Asparagus is a cool-weather crop. Spears start to poke through the soil when the dirt warms to about 50 degrees. When harvested, they’re between 5 and 9 inches long.

Fifer, which devotes 8 acres to the crop, sells about half its harvest to supermarkets, includ-ing Wegmans, a large chain with stores from Massachusetts to Virginia. Some of the harvest goes to the Delaware Farm to School initiative, which brings locally grown fruits and vegetables directly to school meal programs. “Kids love it when it’s grilled with olive oil, salt and pepper,” Fennemore says.

You’ll find the rest at the Fifer Orchards’ market in Dewey Beach and at its Camden-Wyoming location. Fifer also participates in the Rehoboth and Lewes farmers markets.

When shopping for asparagus, look for spears with tight tips. If the cut ends look fresh, just stand them in water or wrap with a paper towel to store. If they’re calloused, create new cuts and add to water.
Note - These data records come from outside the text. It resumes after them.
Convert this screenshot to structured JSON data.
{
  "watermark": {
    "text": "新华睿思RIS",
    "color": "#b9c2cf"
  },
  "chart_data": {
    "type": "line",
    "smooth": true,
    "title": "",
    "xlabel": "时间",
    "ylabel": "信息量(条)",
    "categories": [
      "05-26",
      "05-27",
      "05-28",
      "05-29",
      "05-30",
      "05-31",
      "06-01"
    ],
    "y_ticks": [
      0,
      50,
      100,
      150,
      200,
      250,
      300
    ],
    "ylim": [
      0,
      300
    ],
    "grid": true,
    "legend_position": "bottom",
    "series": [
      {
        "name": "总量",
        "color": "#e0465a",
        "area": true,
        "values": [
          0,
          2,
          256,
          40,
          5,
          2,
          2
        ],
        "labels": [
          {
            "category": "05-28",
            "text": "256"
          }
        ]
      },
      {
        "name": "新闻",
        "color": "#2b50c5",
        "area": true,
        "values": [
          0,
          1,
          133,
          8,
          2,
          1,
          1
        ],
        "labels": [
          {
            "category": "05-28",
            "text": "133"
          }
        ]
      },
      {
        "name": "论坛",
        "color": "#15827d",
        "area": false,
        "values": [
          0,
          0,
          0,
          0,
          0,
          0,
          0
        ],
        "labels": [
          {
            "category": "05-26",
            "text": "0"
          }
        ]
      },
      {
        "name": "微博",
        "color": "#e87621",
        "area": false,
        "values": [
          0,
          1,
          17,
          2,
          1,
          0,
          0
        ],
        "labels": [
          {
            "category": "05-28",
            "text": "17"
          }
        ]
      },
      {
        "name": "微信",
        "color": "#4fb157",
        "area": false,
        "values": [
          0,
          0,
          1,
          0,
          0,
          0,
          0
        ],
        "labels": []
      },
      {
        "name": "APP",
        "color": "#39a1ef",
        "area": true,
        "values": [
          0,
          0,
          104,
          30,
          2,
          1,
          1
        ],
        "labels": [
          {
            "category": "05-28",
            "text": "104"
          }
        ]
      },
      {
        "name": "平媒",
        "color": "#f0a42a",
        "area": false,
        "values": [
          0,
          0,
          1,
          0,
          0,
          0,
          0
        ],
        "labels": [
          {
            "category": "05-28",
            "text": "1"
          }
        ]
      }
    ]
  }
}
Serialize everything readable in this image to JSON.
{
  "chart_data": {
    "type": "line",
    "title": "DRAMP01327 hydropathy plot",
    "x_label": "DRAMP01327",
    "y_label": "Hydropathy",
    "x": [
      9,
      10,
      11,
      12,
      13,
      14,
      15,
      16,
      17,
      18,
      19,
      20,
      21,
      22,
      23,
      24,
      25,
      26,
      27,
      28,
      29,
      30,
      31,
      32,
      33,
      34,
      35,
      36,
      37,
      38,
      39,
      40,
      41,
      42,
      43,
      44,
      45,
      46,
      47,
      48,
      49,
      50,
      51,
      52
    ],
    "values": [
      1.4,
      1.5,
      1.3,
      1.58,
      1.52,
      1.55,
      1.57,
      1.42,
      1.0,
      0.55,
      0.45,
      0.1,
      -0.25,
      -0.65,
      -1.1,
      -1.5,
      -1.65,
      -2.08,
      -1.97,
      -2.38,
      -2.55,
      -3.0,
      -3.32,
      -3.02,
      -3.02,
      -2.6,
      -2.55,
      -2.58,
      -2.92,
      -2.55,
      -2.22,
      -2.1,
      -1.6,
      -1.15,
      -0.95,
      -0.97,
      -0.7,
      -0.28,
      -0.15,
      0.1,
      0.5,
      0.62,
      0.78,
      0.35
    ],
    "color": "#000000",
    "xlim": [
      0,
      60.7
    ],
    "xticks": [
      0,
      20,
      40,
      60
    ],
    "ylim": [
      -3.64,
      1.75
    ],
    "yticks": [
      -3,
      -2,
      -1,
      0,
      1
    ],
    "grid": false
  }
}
Like those school students, Fennemore enjoys asparagus cooked on the grill. Here’s a simple Food Network recipe that produces an elegant side dish. The original instructions call for trimmed and peeled asparagus, but Fennemore and his wife, Tracy (a dietician), aren’t fans of peeling the skin on the lower sections, as nutrients are lost. In any event, you may need to cut or snap off any tough, lighter-colored ends, which are tough and fibrous.

Grilled Asparagus Spears

(Serves four)

1    pound of fresh asparagus
4    tablespoons of olive oil
1    teaspoon of salt (and pepper if you wish)

Preheat a grill. Place the asparagus on a plate. Drizzle oil over the asparagus and turn spears until they are coated. Sprinkle with salt and turn again.

Place asparagus directly on the hot grill for about five minutes. Every minute or so, roll each spear a quarter turn. Asparagus should begin to brown in spots, which indicates that the natural sugars are caramelizing. Just don’t let it char. (Dripping oil may cause flare-ups, so keep a glass or spray bottle of water handy to spritz the coals, if necessary.)
Remove the vegetables from the grill, and serve immediately.

Tip: Eating spears with your fingers enhances the experience!


A Salutary Treat

Asparagus is both tasty and nutritious. Consider that:

  • there are just three calories in each spear
  • it lacks fat and cholesterol
  • it’s a good source of potassium, fiber and folic acid (a B vitamin)
  • it contains glutathione, an antioxidant
  • Asparagus is also a natural diuretic. Speaking of which, why do some of us sniff a pungent perfume in the bathroom after eating a few stalks? Credit odor-producing chemical compounds. (Such esteemed writers as Gabriel Garcia Marquez and Marcel Proust have noted the fragrance in their novels.) If you catch a whiff, consider yourself special. Only about 22 percent of humans have the DNA “boost” that lets them sense the scent, according to one survey of asparagus lovers.